The flat occupied by Leigh and Penn is reportedly valued at £750,000 so they’re obviously not short of a bob. Both work in the arts sector, which is heavily dependent on state subsidies, so they can be assumed to have their hands deep in the taxpayers’ pocket. Not your working-class battlers, then.

Penn said he called The Guardian because he felt it was a matter of important public interest. Yeah, right.

He claimed he was not political but admitted he was a Remainer, while Leigh had proudly tweeted on a previous occasion that she had given Johnson the finger. So we’re obviously talking about people with a high level of emotional maturity as well as impeccable moral principle.

Sanctimonious justifications aside, the Guardian’s story looked like a bit of journalistic mischief from a paper that vehemently opposes Brexit. But it was an example of the type of scrutiny Johnson is subjected to.

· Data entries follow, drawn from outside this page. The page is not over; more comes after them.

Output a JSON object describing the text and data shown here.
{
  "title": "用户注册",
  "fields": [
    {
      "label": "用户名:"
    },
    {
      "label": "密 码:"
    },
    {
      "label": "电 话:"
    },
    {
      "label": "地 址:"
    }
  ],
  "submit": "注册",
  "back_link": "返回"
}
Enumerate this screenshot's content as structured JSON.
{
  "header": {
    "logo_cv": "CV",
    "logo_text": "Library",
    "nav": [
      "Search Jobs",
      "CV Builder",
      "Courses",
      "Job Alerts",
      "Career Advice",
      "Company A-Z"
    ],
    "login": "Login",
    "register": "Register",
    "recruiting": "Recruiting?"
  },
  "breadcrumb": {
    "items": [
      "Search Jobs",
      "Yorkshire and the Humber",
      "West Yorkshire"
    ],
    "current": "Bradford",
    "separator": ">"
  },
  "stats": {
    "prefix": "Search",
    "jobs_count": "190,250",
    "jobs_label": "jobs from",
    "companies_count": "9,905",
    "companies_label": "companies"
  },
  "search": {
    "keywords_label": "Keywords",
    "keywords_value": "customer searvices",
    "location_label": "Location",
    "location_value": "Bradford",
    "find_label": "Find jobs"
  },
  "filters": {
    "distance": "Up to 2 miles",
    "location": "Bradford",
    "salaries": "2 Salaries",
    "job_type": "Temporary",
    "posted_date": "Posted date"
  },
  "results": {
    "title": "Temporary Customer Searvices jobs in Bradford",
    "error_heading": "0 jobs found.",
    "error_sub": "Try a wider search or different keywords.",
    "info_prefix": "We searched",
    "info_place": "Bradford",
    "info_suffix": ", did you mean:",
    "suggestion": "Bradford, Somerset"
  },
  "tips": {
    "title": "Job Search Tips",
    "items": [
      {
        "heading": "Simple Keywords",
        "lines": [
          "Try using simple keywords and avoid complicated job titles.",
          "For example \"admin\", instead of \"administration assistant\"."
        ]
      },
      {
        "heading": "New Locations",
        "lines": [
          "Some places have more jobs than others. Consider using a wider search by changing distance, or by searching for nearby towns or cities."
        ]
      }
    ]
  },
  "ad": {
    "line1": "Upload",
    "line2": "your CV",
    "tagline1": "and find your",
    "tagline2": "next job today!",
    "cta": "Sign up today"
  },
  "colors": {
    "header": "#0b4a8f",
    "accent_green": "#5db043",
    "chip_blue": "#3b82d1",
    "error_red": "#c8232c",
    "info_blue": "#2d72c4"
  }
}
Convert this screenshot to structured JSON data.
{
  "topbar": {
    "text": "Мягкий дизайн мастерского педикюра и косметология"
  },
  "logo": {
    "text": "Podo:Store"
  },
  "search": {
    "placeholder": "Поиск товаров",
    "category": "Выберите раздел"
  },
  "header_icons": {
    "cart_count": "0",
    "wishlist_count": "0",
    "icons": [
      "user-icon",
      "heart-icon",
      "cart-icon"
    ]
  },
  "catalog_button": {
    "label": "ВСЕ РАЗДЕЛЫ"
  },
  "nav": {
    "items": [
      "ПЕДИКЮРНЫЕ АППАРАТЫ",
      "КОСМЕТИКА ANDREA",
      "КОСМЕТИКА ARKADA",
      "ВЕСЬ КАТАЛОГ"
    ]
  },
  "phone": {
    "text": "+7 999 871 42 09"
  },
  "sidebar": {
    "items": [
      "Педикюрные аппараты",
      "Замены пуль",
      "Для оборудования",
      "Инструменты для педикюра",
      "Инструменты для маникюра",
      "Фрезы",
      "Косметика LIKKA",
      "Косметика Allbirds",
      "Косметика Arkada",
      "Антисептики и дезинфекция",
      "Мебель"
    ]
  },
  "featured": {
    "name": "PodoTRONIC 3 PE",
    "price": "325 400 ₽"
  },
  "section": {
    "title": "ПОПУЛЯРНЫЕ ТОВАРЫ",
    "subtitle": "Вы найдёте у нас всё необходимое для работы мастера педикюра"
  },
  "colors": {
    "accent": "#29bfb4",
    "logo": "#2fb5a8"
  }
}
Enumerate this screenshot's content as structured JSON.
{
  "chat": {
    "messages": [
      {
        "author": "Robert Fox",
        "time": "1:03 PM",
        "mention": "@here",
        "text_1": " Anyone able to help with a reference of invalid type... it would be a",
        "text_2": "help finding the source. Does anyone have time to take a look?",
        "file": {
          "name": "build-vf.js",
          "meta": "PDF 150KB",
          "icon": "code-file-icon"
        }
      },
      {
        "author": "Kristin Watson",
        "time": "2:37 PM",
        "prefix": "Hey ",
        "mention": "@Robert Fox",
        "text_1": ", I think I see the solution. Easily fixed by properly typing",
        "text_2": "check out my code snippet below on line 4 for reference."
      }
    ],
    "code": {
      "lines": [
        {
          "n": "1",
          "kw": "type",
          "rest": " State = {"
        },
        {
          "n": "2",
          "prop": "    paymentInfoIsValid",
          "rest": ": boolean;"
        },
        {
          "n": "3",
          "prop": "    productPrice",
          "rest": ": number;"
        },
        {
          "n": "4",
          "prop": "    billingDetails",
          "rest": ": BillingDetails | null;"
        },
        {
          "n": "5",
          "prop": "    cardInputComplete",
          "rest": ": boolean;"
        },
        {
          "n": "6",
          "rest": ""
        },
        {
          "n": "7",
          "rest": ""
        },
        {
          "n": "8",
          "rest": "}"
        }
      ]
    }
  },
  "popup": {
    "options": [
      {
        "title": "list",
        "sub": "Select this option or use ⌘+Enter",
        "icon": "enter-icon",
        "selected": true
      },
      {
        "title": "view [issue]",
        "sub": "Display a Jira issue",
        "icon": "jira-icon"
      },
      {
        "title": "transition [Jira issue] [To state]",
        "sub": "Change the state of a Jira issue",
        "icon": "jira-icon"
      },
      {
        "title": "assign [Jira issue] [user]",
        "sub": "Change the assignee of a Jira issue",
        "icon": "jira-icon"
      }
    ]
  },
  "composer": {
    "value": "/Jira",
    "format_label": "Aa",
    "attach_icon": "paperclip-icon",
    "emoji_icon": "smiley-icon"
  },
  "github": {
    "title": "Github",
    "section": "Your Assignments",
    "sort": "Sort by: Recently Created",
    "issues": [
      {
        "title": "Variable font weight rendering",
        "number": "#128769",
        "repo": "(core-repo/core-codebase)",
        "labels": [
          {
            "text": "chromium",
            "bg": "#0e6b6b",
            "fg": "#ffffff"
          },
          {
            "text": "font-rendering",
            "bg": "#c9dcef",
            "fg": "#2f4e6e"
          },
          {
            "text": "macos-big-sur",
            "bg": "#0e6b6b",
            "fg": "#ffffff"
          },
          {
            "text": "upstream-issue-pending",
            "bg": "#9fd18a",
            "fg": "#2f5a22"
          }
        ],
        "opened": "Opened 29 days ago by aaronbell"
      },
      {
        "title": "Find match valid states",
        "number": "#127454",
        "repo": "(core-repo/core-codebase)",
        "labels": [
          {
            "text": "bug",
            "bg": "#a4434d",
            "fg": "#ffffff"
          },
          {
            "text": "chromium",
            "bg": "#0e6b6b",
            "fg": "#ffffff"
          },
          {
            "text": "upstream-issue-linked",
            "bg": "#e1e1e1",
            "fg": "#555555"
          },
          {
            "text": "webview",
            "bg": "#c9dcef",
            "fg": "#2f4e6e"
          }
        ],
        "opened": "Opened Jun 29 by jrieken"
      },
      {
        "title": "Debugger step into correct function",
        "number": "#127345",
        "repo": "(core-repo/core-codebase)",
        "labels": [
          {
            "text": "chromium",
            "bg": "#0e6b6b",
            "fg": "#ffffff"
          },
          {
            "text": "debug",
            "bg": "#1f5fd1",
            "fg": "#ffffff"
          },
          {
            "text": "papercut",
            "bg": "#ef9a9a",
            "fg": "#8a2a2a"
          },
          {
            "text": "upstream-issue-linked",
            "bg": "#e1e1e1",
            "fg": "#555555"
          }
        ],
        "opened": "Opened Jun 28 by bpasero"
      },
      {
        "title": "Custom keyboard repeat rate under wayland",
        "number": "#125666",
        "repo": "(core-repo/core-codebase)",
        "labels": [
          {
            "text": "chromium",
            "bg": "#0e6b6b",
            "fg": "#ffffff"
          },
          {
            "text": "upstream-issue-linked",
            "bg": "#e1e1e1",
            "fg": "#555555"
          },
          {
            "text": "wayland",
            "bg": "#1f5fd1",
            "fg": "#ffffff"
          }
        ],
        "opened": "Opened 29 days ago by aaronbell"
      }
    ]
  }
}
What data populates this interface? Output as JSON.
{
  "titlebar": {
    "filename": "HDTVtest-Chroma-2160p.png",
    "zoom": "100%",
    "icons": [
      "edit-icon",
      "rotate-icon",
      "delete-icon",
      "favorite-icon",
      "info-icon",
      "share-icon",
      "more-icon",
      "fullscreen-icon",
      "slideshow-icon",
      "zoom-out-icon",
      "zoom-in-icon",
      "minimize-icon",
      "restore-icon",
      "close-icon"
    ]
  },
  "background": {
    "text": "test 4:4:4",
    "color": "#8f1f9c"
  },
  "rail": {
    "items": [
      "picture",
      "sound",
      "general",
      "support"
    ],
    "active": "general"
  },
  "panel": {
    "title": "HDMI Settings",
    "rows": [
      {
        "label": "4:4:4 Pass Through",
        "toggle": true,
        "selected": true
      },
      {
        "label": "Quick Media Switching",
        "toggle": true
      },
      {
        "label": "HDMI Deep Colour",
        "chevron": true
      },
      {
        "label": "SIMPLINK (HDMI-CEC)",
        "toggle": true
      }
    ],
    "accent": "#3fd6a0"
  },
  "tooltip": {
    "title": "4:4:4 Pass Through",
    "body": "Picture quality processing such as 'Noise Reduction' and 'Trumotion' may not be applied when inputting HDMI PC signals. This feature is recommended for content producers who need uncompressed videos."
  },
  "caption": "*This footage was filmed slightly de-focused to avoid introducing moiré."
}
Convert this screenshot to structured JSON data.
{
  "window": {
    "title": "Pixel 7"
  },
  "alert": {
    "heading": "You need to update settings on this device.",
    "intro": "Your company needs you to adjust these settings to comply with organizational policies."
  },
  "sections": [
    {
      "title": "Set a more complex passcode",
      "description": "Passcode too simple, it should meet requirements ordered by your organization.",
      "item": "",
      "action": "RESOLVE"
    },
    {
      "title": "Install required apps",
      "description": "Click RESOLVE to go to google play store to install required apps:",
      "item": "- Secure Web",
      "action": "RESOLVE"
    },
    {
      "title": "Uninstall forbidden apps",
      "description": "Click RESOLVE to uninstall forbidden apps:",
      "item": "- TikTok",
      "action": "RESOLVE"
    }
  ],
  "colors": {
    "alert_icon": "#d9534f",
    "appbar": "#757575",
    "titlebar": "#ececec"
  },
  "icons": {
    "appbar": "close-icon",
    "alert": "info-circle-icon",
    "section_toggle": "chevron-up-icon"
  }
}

Interestingly, the clash of opinions over him has been fiercest among those who know him personally. It has been played out in recent months in the columns of the magazine he once edited, The Spectator.

It started with a savage attack on him by Sir Max Hastings, a former editor of the conservative Daily Telegraph, who was once Johnson’s boss.

Hastings, who once vowed to flee to Buenos Aires if Johnson was given the keys to No 10, marvelled that the Conservatives could consider delivering power into the hands of a man no one could trust with their wallet, handbag or spouse. 

He wrote that Johnson’s air of geniality concealed an egomania that precluded concern for the interests of any human being other than himself. In an even more damning article in The Guardian, Hastings accused him of cowardice, moral bankruptcy and contempt for the truth.

Those attacks triggered a withering response from Sir Conrad Black, the former owner of both The Spectator and the Daily Telegraph, who has lately made a comeback in public life after a period in disgrace for alleged embezzlement.

Black, who knows both men well, declared Johnson to be more trustworthy and reliable than Hastings, whom he labelled an ill-tempered snob.

It was an extraordinarily bitter exchange between two prominent establishment figures, and an indication of the depth of feeling over the new prime minister – and Brexit.

Clearly, Britain is in for a wild ride.  The world will be watching to see whether Johnson crashes and burns, taking his country down with him, or successfully delivers on his promise to restore British autonomy.

I know which outcome I'd prefer, but I wouldn't put money on it even if I had any.